Однако направление уголовной политики российского государства трудно назвать прямолинейным, зачастую законодатель пытается решить вопросы криминализации и декриминализации на ощупь, методом проб и ошибок без должной аргументации и моделирования. Иными словами, генеральной линии в уголовной политике последних лет практически не наблюдается. Ярким подтверждением сказанному являются два примера из недавней истории уголовного права.
Так, законом РСФСР от 24 декабря 1992 г.30 из диспозиции ст. 211 УК РСФСР (нарушение правил безопасности движения и эксплуатации транспортных средств лицами, управляющими транспортными средствами) была исключена ответственность за причинение в результате дорожно-транспортного происшествия существенного материального ущерба по неосторожности. Но уже в первоначальной редакции УК РФ ответственность за неосторожное причинение в ходе ДТП крупного материального ущерба была вновь восстановлена. Вскоре Федеральным законом № 92–ФЗ от 25 июня 1998 г.31 законодатель повторно отказался от использования материального ущерба в качестве криминообразующего признака этого преступления.
В другом случае, ст. 13 УК РСФСР 1960 г. (в ред. Федерального закона № 10–ФЗ от 1 июля 1994 г.32) признавала правомерным причинение в состоянии необходимой обороны любого вреда если нападение было сопряжено с применением насилия опасного для жизни обороняющегося или защищаемых им лиц, либо с угрозой применения такого насилия.

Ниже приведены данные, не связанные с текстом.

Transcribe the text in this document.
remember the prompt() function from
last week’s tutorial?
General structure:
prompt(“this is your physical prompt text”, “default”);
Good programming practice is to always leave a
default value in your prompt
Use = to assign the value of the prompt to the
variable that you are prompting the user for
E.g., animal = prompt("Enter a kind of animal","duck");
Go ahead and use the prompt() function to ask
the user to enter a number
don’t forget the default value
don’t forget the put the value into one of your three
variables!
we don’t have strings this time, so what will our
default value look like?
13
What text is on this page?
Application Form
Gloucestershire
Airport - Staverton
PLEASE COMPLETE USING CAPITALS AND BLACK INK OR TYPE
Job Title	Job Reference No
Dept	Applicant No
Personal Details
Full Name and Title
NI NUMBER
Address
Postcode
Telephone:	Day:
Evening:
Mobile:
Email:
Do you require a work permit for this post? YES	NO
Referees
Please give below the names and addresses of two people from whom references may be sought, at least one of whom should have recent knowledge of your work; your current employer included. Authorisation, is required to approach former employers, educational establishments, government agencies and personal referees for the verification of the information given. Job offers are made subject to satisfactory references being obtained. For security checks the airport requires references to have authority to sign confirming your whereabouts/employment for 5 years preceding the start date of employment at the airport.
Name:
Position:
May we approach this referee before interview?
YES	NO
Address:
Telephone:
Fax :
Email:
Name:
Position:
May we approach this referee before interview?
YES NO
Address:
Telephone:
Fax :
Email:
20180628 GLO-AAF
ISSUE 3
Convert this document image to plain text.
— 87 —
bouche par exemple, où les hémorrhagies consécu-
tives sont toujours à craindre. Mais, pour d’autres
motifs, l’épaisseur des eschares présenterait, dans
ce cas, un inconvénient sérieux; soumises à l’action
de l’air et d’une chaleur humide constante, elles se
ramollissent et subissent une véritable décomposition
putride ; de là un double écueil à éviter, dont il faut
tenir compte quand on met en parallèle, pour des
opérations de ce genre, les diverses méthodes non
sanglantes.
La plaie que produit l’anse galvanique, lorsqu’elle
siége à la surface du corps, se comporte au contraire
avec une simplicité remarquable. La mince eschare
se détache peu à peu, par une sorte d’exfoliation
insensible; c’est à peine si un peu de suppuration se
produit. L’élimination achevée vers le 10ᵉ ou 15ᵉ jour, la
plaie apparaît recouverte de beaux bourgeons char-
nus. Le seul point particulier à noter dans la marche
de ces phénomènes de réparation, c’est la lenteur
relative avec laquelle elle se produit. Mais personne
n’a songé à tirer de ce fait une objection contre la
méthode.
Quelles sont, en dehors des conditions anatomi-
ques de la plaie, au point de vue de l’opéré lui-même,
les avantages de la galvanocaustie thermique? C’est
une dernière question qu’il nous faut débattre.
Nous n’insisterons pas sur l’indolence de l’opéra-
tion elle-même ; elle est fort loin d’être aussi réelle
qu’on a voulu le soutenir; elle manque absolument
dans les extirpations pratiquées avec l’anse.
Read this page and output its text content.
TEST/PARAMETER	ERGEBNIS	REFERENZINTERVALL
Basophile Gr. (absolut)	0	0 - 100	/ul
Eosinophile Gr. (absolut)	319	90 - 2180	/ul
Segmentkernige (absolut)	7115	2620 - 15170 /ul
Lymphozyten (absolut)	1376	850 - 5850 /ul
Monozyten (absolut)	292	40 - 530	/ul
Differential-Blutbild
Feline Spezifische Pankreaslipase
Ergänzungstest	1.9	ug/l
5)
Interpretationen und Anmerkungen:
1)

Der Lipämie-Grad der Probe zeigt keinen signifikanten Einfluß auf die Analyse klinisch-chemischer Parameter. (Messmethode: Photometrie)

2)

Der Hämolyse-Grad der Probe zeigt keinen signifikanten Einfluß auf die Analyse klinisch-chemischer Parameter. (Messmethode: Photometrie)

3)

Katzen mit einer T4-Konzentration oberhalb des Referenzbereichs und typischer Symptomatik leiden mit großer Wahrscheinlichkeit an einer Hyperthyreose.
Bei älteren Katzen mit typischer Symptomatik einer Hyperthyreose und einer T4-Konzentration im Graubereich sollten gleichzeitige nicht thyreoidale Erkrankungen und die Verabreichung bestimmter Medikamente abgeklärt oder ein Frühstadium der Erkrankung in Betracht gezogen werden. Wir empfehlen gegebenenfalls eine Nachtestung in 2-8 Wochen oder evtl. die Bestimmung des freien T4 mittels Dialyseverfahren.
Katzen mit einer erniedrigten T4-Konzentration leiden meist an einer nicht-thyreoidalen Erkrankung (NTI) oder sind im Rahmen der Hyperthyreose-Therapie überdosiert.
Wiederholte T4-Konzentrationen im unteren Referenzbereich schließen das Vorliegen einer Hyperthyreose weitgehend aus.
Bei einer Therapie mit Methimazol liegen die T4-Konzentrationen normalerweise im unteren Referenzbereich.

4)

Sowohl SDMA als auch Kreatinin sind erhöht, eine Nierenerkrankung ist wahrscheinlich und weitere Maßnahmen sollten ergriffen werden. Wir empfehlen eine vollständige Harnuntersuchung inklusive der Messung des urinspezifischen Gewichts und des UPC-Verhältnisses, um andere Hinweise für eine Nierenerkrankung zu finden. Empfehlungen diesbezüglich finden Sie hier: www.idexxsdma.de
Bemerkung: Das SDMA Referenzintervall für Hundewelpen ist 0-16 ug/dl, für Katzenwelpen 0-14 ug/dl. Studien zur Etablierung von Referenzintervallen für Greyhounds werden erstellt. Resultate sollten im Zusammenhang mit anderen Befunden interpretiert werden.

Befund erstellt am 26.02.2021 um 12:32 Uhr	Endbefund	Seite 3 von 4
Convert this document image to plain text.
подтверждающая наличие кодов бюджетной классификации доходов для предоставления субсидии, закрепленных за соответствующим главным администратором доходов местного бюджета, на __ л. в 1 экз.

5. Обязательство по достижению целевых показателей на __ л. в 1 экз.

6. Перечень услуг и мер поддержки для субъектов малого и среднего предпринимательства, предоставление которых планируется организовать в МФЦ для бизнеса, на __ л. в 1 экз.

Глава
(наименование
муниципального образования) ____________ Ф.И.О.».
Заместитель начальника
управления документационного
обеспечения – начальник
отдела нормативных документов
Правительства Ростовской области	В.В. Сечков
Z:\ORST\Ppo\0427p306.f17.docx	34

Принимая УК РФ, законодатель вернулся к пределам необходимой обороны, устанавливаемым ст. 13 УК РСФСР до ее модернизации. Через некоторое время редакция ст. 37 УК РФ была повторно изменена33 и законодатель почти дословно воспроизвел формулировку пределов необходимой обороны, ранее установленную Федеральным законом от 1 июля 1994 г.
Не менее парадоксальной была и ситуация вначале с отменой конфискации имущества, а затем ее восстановлением, но уже в ином качестве. Аналогичное метание законодателя имело место и при исключении, а затем восстановлении уголовной ответственности за клевету.
Такая непоследовательность законодателя дезориентирует практику, подрывает авторитет закона, снижает его общепревентивное действие и вряд ли имеет какое-либо научно-обоснованное оправдание.
Основной тенденцией современной уголовной политики без преувеличения можно назвать гуманизацию ответственности, которая проявляется в декриминализации (ст. 129, 130, 182, 200, 265 УК РФ) и депенализации (исключение конфискации имущества, замена исчисления штрафа в минимальных месячных размерах оплаты труда твердыми денежными суммами, исключение квалифицирующих признаков неоднократности, судимости, сокращение сроков наказания при простом, опасном и особо опасном рецидиве и т.п.). Здесь достаточно упомянуть о том, что первоначальное рабочее название Федерального закона от 8 декабря 2003 г. включало указание на изменения законодательства в части его гуманизации.